Probablemente derivados de la mezcla de los trasgos españoles
con los espíritus guardianes de la tierra indígenas, los duendes folclóricos
costarricenses se describen como criaturitas con vestidos de colores, de
treinta centímetros de altura, que parecen niños barbados, y sus huellas tienen
la forma de las de un ave, un gallo.
Traviesos y juguetones, una leyenda indígena dice
que en la primera batalla entre el Diablo y Dios, los duendes no siguieron a
Dios ni apoyaron al Diablo. Esa apatía da origen a su condición de seres
neutros, ni buenos ni malos.
Las creencias folclóricas de los campesinos dan fe
de que, en su afán por actividades lúdicas, si se ensañan con una familia ponen
de cabeza la casa. Vierten cenizas o heces en los alimentos, dejan caer los
comales, rompen platos, vasos, etc. Pero si se encariñan con los habitantes de
la casa son excesivamente complacientes: hacen la comida, alimentan a los
animales, limpian los utensilios culinarios, desgranan el maíz, hacen los
quehaceres domésticos, etc. La más popular de las leyendas sobre duendes
en Costa Rica, habla de una familia que decidió mudarse por los continuos
asaltos de los duendes a su vivienda. Ya de camino, en la carreta, la esposa
sintió deseos de hacer sus necesidades, y descubrió que habían olvidado el bacín de
madera, y al comentarle a su marido lo sucedido una vocecilla dijo: "Aquí
está", y se oyó cuando el duende puso el recipiente en el piso de la
carreta.
Su conducta con los niños varía.

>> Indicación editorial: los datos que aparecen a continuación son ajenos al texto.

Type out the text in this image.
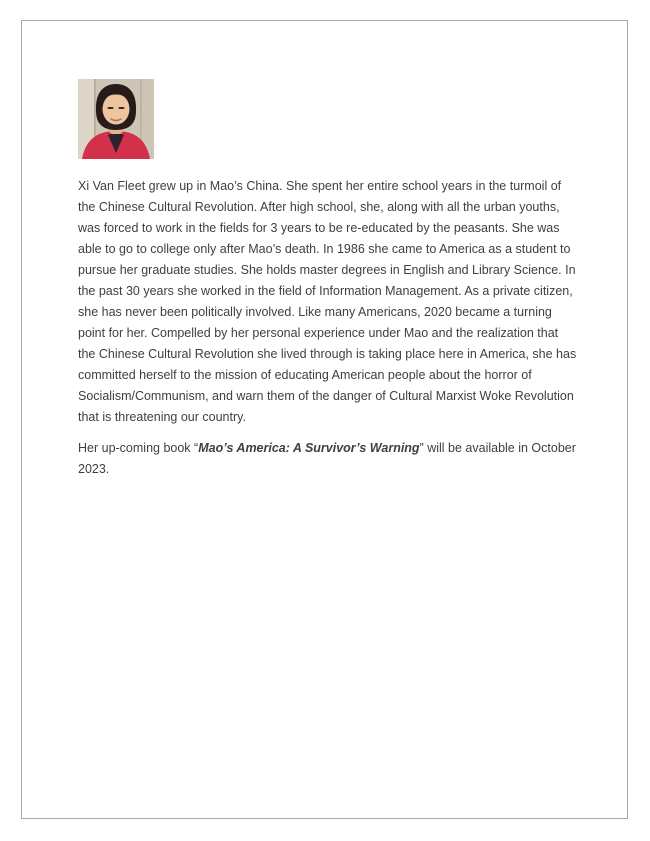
Xi Van Fleet grew up in Mao’s China. She spent her entire school years in the turmoil of the Chinese Cultural Revolution. After high school, she, along with all the urban youths, was forced to work in the fields for 3 years to be re-educated by the peasants. She was able to go to college only after Mao’s death. In 1986 she came to America as a student to pursue her graduate studies. She holds master degrees in English and Library Science. In the past 30 years she worked in the field of Information Management. As a private citizen, she has never been politically involved. Like many Americans, 2020 became a turning point for her. Compelled by her personal experience under Mao and the realization that the Chinese Cultural Revolution she lived through is taking place here in America, she has committed herself to the mission of educating American people about the horror of Socialism/Communism, and warn them of the danger of Cultural Marxist Woke Revolution that is threatening our country.

Her up-coming book “Mao’s America: A Survivor’s Warning” will be available in October 2023.
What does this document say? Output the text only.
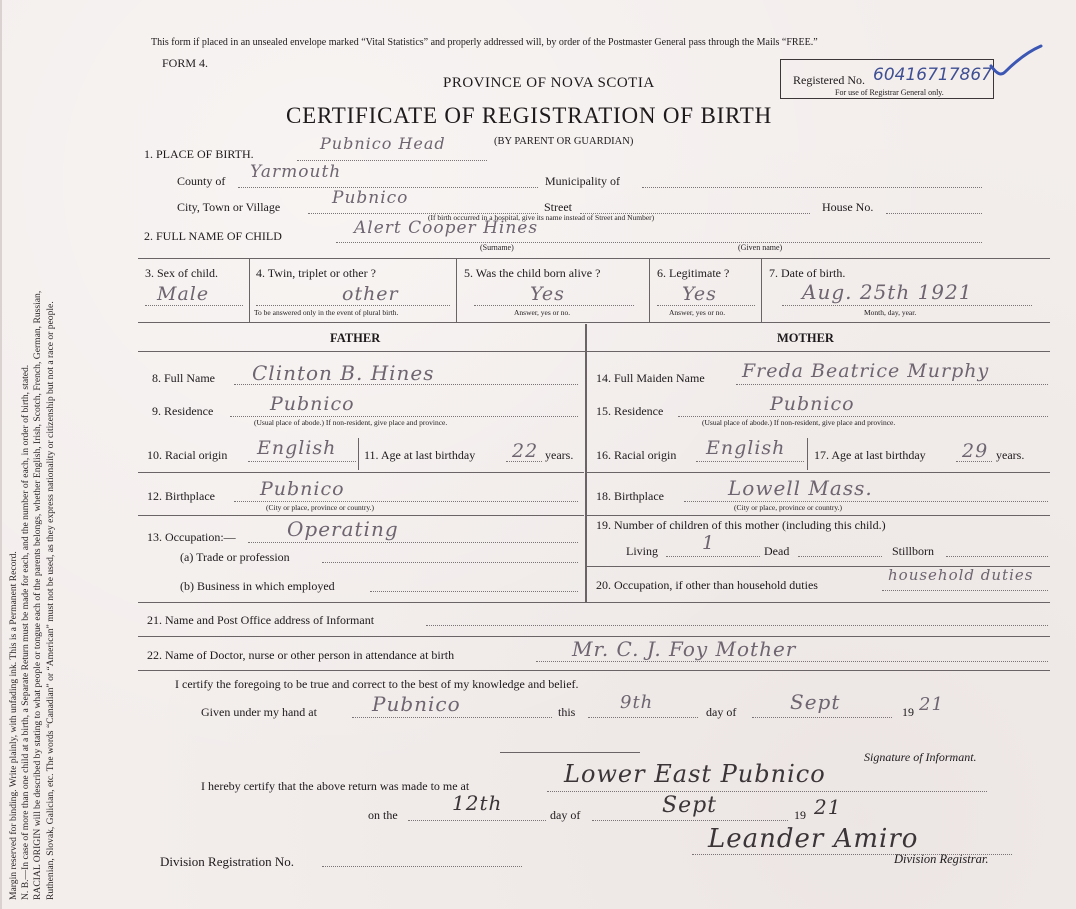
Margin reserved for binding. Write plainly, with unfading ink. This is a Permanent Record. N. B.—In case of more than one child at a birth, a Separate Return must be made for each, and the number of each, in order of birth, stated. RACIAL ORIGIN will be described by stating to what people or tongue each of the parents belongs, whether English, Irish, Scotch, French, German, Russian, Ruthenian, Slovak, Galician, etc. The words “Canadian” or “American” must not be used, as they express nationality or citizenship but not a race or people.
This form if placed in an unsealed envelope marked “Vital Statistics” and properly addressed will, by order of the Postmaster General pass through the Mails “FREE.”
FORM 4.
PROVINCE OF NOVA SCOTIA
CERTIFICATE OF REGISTRATION OF BIRTH
(BY PARENT OR GUARDIAN)
Registered No. 60416717867
For use of Registrar General only.
1. PLACE OF BIRTH.
Pubnico Head
County of Yarmouth	Municipality of
City, Town or Village	Pubnico	Street	House No.
(If birth occurred in a hospital, give its name instead of Street and Number)
2. FULL NAME OF CHILD	Alert Cooper Hines
(Surname)	(Given name)
3. Sex of child.
Male
4. Twin, triplet or other ?
other
To be answered only in the event of plural birth.
5. Was the child born alive ?
Yes
Answer, yes or no.
6. Legitimate ?
Yes
Answer, yes or no.
7. Date of birth.
Aug. 25th 1921
Month, day, year.
FATHER	MOTHER
8. Full Name Clinton B. Hines
9. Residence	Pubnico
(Usual place of abode.) If non-resident, give place and province.
10. Racial origin English 11. Age at last birthday 22 years.
12. Birthplace Pubnico
(City or place, province or country.)
13. Occupation:—	Operating
(a) Trade or profession
(b) Business in which employed
14. Full Maiden Name Freda Beatrice Murphy
15. Residence	Pubnico
(Usual place of abode.) If non-resident, give place and province.
16. Racial origin English 17. Age at last birthday 29 years.
18. Birthplace	Lowell Mass.
(City or place, province or country.)
19. Number of children of this mother (including this child.)
Living 1	Dead	Stillborn
20. Occupation, if other than household duties
household duties
21. Name and Post Office address of Informant
22. Name of Doctor, nurse or other person in attendance at birth	Mr. C. J. Foy Mother
I certify the foregoing to be true and correct to the best of my knowledge and belief.
Given under my hand at	Pubnico	this 9th	day of	Sept	19 21
Signature of Informant.
I hereby certify that the above return was made to me at	Lower East Pubnico
on the	12th	day of	Sept	19 21
Division Registration No.
Leander Amiro
Division Registrar.
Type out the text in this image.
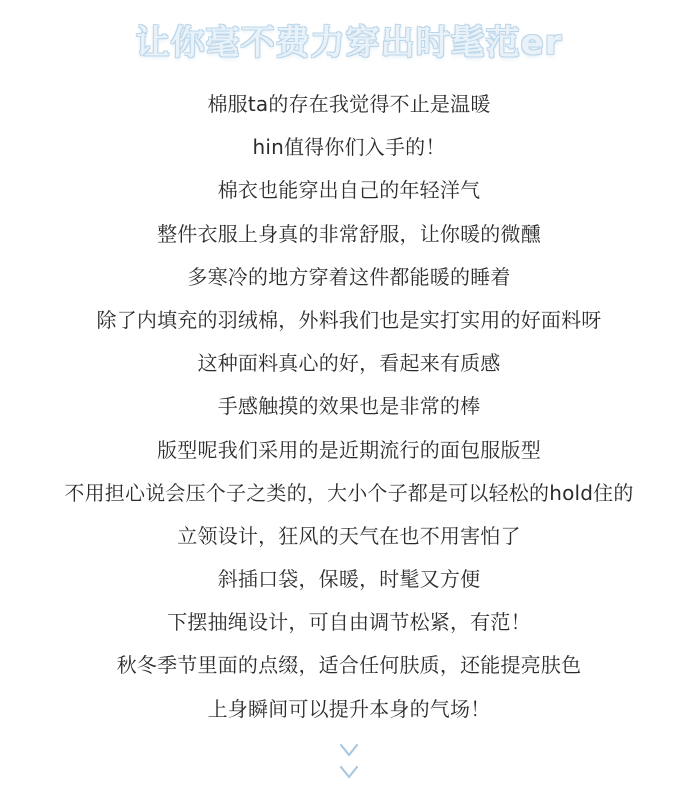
让你毫不费力穿出时髦范er
棉服ta的存在我觉得不止是温暖
hin值得你们入手的！
棉衣也能穿出自己的年轻洋气
整件衣服上身真的非常舒服，让你暖的微醺
多寒冷的地方穿着这件都能暖的睡着
除了内填充的羽绒棉，外料我们也是实打实用的好面料呀
这种面料真心的好，看起来有质感
手感触摸的效果也是非常的棒
版型呢我们采用的是近期流行的面包服版型
不用担心说会压个子之类的，大小个子都是可以轻松的hold住的
立领设计，狂风的天气在也不用害怕了
斜插口袋，保暖，时髦又方便
下摆抽绳设计，可自由调节松紧，有范！
秋冬季节里面的点缀，适合任何肤质，还能提亮肤色
上身瞬间可以提升本身的气场！
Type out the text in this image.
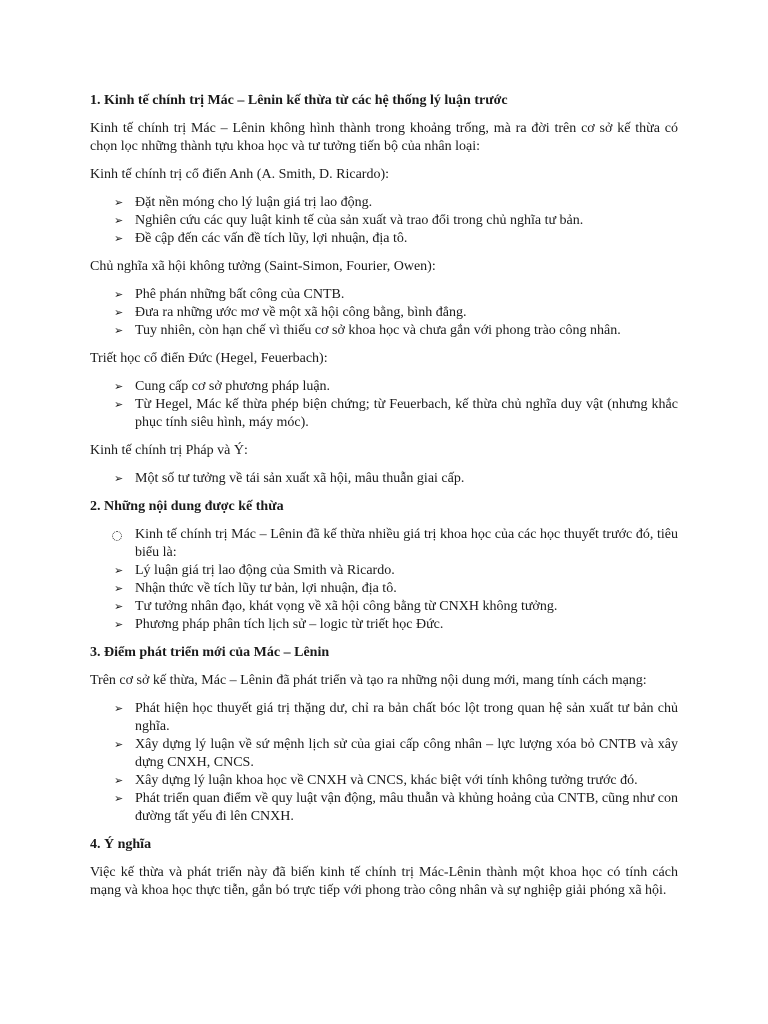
1. Kinh tế chính trị Mác – Lênin kế thừa từ các hệ thống lý luận trước
Kinh tế chính trị Mác – Lênin không hình thành trong khoảng trống, mà ra đời trên cơ sở kế thừa có chọn lọc những thành tựu khoa học và tư tưởng tiến bộ của nhân loại:
Kinh tế chính trị cổ điển Anh (A. Smith, D. Ricardo):
➢ Đặt nền móng cho lý luận giá trị lao động.
➢ Nghiên cứu các quy luật kinh tế của sản xuất và trao đổi trong chủ nghĩa tư bản.
➢ Đề cập đến các vấn đề tích lũy, lợi nhuận, địa tô.
Chủ nghĩa xã hội không tưởng (Saint-Simon, Fourier, Owen):
➢ Phê phán những bất công của CNTB.
➢ Đưa ra những ước mơ về một xã hội công bằng, bình đẳng.
➢ Tuy nhiên, còn hạn chế vì thiếu cơ sở khoa học và chưa gắn với phong trào công nhân.
Triết học cổ điển Đức (Hegel, Feuerbach):
➢ Cung cấp cơ sở phương pháp luận.
➢ Từ Hegel, Mác kế thừa phép biện chứng; từ Feuerbach, kế thừa chủ nghĩa duy vật (nhưng khắc phục tính siêu hình, máy móc).
Kinh tế chính trị Pháp và Ý:
➢ Một số tư tưởng về tái sản xuất xã hội, mâu thuẫn giai cấp.
2. Những nội dung được kế thừa
Kinh tế chính trị Mác – Lênin đã kế thừa nhiều giá trị khoa học của các học thuyết trước đó, tiêu biểu là:
➢ Lý luận giá trị lao động của Smith và Ricardo.
➢ Nhận thức về tích lũy tư bản, lợi nhuận, địa tô.
➢ Tư tưởng nhân đạo, khát vọng về xã hội công bằng từ CNXH không tưởng.
➢ Phương pháp phân tích lịch sử – logic từ triết học Đức.
3. Điểm phát triển mới của Mác – Lênin
Trên cơ sở kế thừa, Mác – Lênin đã phát triển và tạo ra những nội dung mới, mang tính cách mạng:
➢ Phát hiện học thuyết giá trị thặng dư, chỉ ra bản chất bóc lột trong quan hệ sản xuất tư bản chủ nghĩa.
➢ Xây dựng lý luận về sứ mệnh lịch sử của giai cấp công nhân – lực lượng xóa bỏ CNTB và xây dựng CNXH, CNCS.
➢ Xây dựng lý luận khoa học về CNXH và CNCS, khác biệt với tính không tưởng trước đó.
➢ Phát triển quan điểm về quy luật vận động, mâu thuẫn và khủng hoảng của CNTB, cũng như con đường tất yếu đi lên CNXH.
4. Ý nghĩa
Việc kế thừa và phát triển này đã biến kinh tế chính trị Mác-Lênin thành một khoa học có tính cách mạng và khoa học thực tiễn, gắn bó trực tiếp với phong trào công nhân và sự nghiệp giải phóng xã hội.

En lo común, las
leyendas narran que los secuestran, tentándolos con juguetes y confites
(dulces), para jugar con ellos y devolverlos, o para hacerles maldades
(pellizcos, coscorrones). Pero, siempre según el folclore, cuando nace el hijo
o hija de una familia bienamada por ellos, se encariñan con un infante por su
inocencia, pasan a ser una especie de segundo ángel de la guarda.
Como todo duende legendario, los duendes
costarricenses poseen poderes mágicos. Muchas veces los usan para gastar bromas
pesadas, como hacer que los viajeros apurados se extravíen o, en un relato,
llenar a una mujer de vello.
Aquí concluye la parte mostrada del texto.